According to a fact sheet from LightingAssociates.org, magnetic ballasts sold after 1990 bear the designation “energy-saving” and are about eight percent more efficient than older ballasts.
Meanwhile, electronic ballasts use a variety of electronic components to convert the lamp operating frequency from 50Hz to 20-40Hz. The high frequency operation reduces internal losses in the lamp and conserves energy.
While a lot of manufacturers are switching to electronic ballasts, this does not mean that magnetic ballasts are a thing of the past. Electronic ballasts are good, but a lot of people still choose to go old school and buy high quality magnetic ballasts because they last longer, and at times are more economical than electronic ballasts.

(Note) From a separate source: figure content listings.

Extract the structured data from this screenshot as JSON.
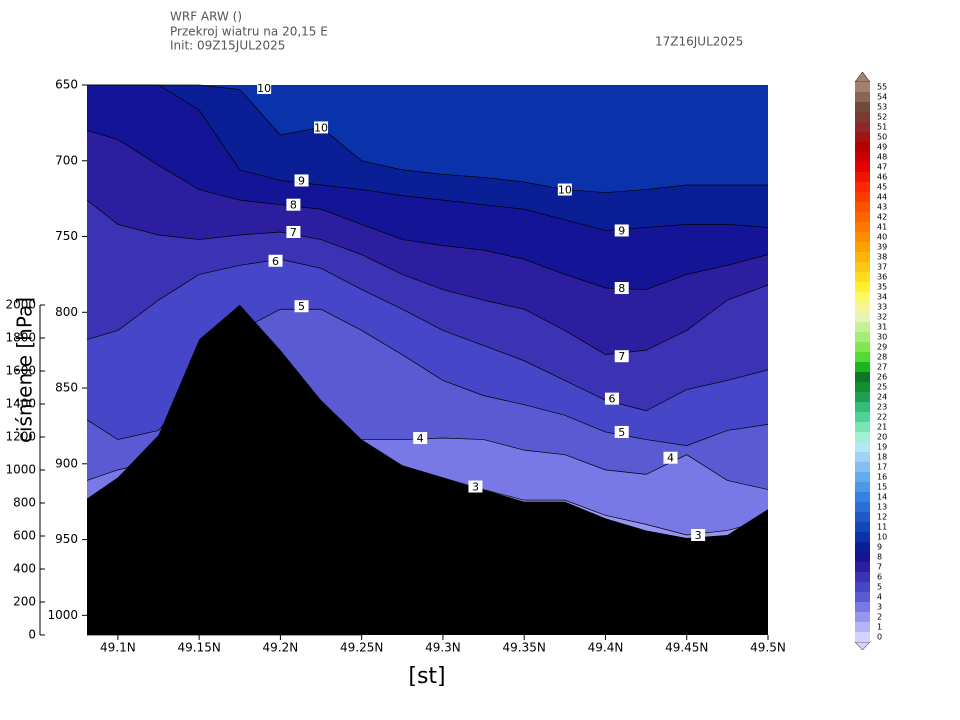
{
  "chart_data": {
    "type": "contour",
    "title": "WRF ARW ()",
    "subtitle": "Przekroj wiatru na 20,15 E",
    "init": "Init: 09Z15JUL2025",
    "valid": "17Z16JUL2025",
    "xlabel": "[st]",
    "ylabel": "ciśnienie [hPa]",
    "x": [
      49.081,
      49.1,
      49.125,
      49.15,
      49.175,
      49.2,
      49.225,
      49.25,
      49.275,
      49.3,
      49.325,
      49.35,
      49.375,
      49.4,
      49.425,
      49.45,
      49.475,
      49.5
    ],
    "xlim": [
      49.081,
      49.5
    ],
    "xticks": [
      {
        "value": 49.1,
        "label": "49.1N"
      },
      {
        "value": 49.15,
        "label": "49.15N"
      },
      {
        "value": 49.2,
        "label": "49.2N"
      },
      {
        "value": 49.25,
        "label": "49.25N"
      },
      {
        "value": 49.3,
        "label": "49.3N"
      },
      {
        "value": 49.35,
        "label": "49.35N"
      },
      {
        "value": 49.4,
        "label": "49.4N"
      },
      {
        "value": 49.45,
        "label": "49.45N"
      },
      {
        "value": 49.5,
        "label": "49.5N"
      }
    ],
    "ylim": [
      650,
      1013
    ],
    "yticks": [
      650,
      700,
      750,
      800,
      850,
      900,
      950,
      1000
    ],
    "y2lim": [
      0,
      2000
    ],
    "y2ticks": [
      0,
      200,
      400,
      600,
      800,
      1000,
      1200,
      1400,
      1600,
      1800,
      2000
    ],
    "background_level": 2,
    "contours": [
      {
        "level": 3,
        "values": [
          1013,
          1013,
          1013,
          1013,
          1013,
          1013,
          1013,
          1013,
          904,
          911,
          917,
          924,
          924,
          934,
          940,
          947,
          944,
          937
        ]
      },
      {
        "level": 4,
        "values": [
          911,
          904,
          898,
          891,
          884,
          884,
          884,
          884,
          884,
          883,
          884,
          891,
          894,
          904,
          907,
          894,
          911,
          917
        ]
      },
      {
        "level": 5,
        "values": [
          871,
          884,
          878,
          845,
          812,
          798,
          798,
          812,
          828,
          845,
          855,
          861,
          868,
          879,
          884,
          888,
          878,
          874
        ]
      },
      {
        "level": 6,
        "values": [
          818,
          812,
          792,
          775,
          769,
          765,
          771,
          785,
          798,
          812,
          822,
          832,
          845,
          858,
          865,
          851,
          845,
          838
        ]
      },
      {
        "level": 7,
        "values": [
          726,
          742,
          749,
          752,
          749,
          747,
          752,
          762,
          775,
          785,
          792,
          798,
          812,
          828,
          825,
          812,
          792,
          782
        ]
      },
      {
        "level": 8,
        "values": [
          680,
          686,
          703,
          719,
          726,
          729,
          732,
          742,
          752,
          756,
          759,
          765,
          775,
          784,
          785,
          775,
          769,
          762
        ]
      },
      {
        "level": 9,
        "values": [
          650,
          650,
          650,
          666.5,
          706,
          713,
          716,
          719,
          723,
          726,
          729,
          732,
          739,
          746,
          744,
          742,
          742,
          744
        ]
      },
      {
        "level": 10,
        "values": [
          650,
          650,
          650,
          650,
          653,
          683,
          678,
          700,
          706,
          709,
          711,
          714,
          719,
          721,
          719,
          716,
          716,
          716
        ]
      }
    ],
    "terrain": [
      923,
      909,
      881,
      818,
      795,
      825,
      858,
      884,
      901,
      909,
      917,
      925,
      925,
      936,
      944,
      949,
      947,
      930
    ],
    "contour_labels": [
      {
        "x": 49.19,
        "y": 652,
        "level": 10
      },
      {
        "x": 49.225,
        "y": 678,
        "level": 10
      },
      {
        "x": 49.375,
        "y": 719,
        "level": 10
      },
      {
        "x": 49.213,
        "y": 713,
        "level": 9
      },
      {
        "x": 49.41,
        "y": 746,
        "level": 9
      },
      {
        "x": 49.208,
        "y": 729,
        "level": 8
      },
      {
        "x": 49.41,
        "y": 784,
        "level": 8
      },
      {
        "x": 49.208,
        "y": 747,
        "level": 7
      },
      {
        "x": 49.41,
        "y": 829,
        "level": 7
      },
      {
        "x": 49.197,
        "y": 766,
        "level": 6
      },
      {
        "x": 49.404,
        "y": 857,
        "level": 6
      },
      {
        "x": 49.213,
        "y": 796,
        "level": 5
      },
      {
        "x": 49.41,
        "y": 879,
        "level": 5
      },
      {
        "x": 49.286,
        "y": 883,
        "level": 4
      },
      {
        "x": 49.44,
        "y": 896,
        "level": 4
      },
      {
        "x": 49.32,
        "y": 915,
        "level": 3
      },
      {
        "x": 49.457,
        "y": 947,
        "level": 3
      }
    ],
    "colorbar": {
      "levels": [
        0,
        1,
        2,
        3,
        4,
        5,
        6,
        7,
        8,
        9,
        10,
        11,
        12,
        13,
        14,
        15,
        16,
        17,
        18,
        19,
        20,
        21,
        22,
        23,
        24,
        25,
        26,
        27,
        28,
        29,
        30,
        31,
        32,
        33,
        34,
        35,
        36,
        37,
        38,
        39,
        40,
        41,
        42,
        43,
        44,
        45,
        46,
        47,
        48,
        49,
        50,
        51,
        52,
        53,
        54,
        55
      ],
      "colors": [
        "#d2d2ff",
        "#b4b4fa",
        "#9696f0",
        "#7878e6",
        "#5a5ad2",
        "#4646c8",
        "#3c32b4",
        "#2d1ea0",
        "#141496",
        "#0a1e96",
        "#0a32aa",
        "#1446b9",
        "#1e5ac8",
        "#2a6ed6",
        "#3282e6",
        "#5096e6",
        "#64aaf0",
        "#82bef0",
        "#a0d2f5",
        "#b4e6f5",
        "#a0f0d2",
        "#78e6b4",
        "#50d296",
        "#32be78",
        "#1ea050",
        "#148c32",
        "#0a7828",
        "#1eb41e",
        "#50dc32",
        "#82e650",
        "#a0f078",
        "#c8f096",
        "#e6f5b4",
        "#f5f596",
        "#fafa64",
        "#fff032",
        "#ffdc1e",
        "#ffc814",
        "#ffb40a",
        "#ffa000",
        "#ff8c00",
        "#ff7800",
        "#ff6400",
        "#ff5000",
        "#ff3c00",
        "#ff2800",
        "#f01400",
        "#e60000",
        "#c80000",
        "#b40000",
        "#a01414",
        "#8c2828",
        "#783c32",
        "#6e4b3c",
        "#8c6450",
        "#a0826e"
      ]
    }
  }
}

In a nutshell, here is how ballasts work. A fluorescent lamp passes an arc of electricity from one end of the lamp to the other in order to produce light. The arc interacts with mercury vapour producing radiant energy. When this energy hits the phosphor coating on the inside of the lamp, the phosphor gives off light. Once the arc is established, only a low voltage is required to maintain it since a high voltage will burn out the lamp in a short span of time. The role of a ballast is to initially provide a high starting voltage, then afterwards limits the amount of current in the lamp.
If your facility is operational more than eight hours a day, it may be cost-effective to replace standard ballasts with energy-saving magnetic ballasts.
Energy-saving magnetic ballasts are simply improved versions of the standard ballasts. Standard ballasts contain aluminum while the new magnetic ballasts contain copper wire coils and the iron cores are larger. The copper has lower resistance and the larger iron core produces less heat inside the ballast, which both result to efficiency improvements, thereby making it more eco-friendly.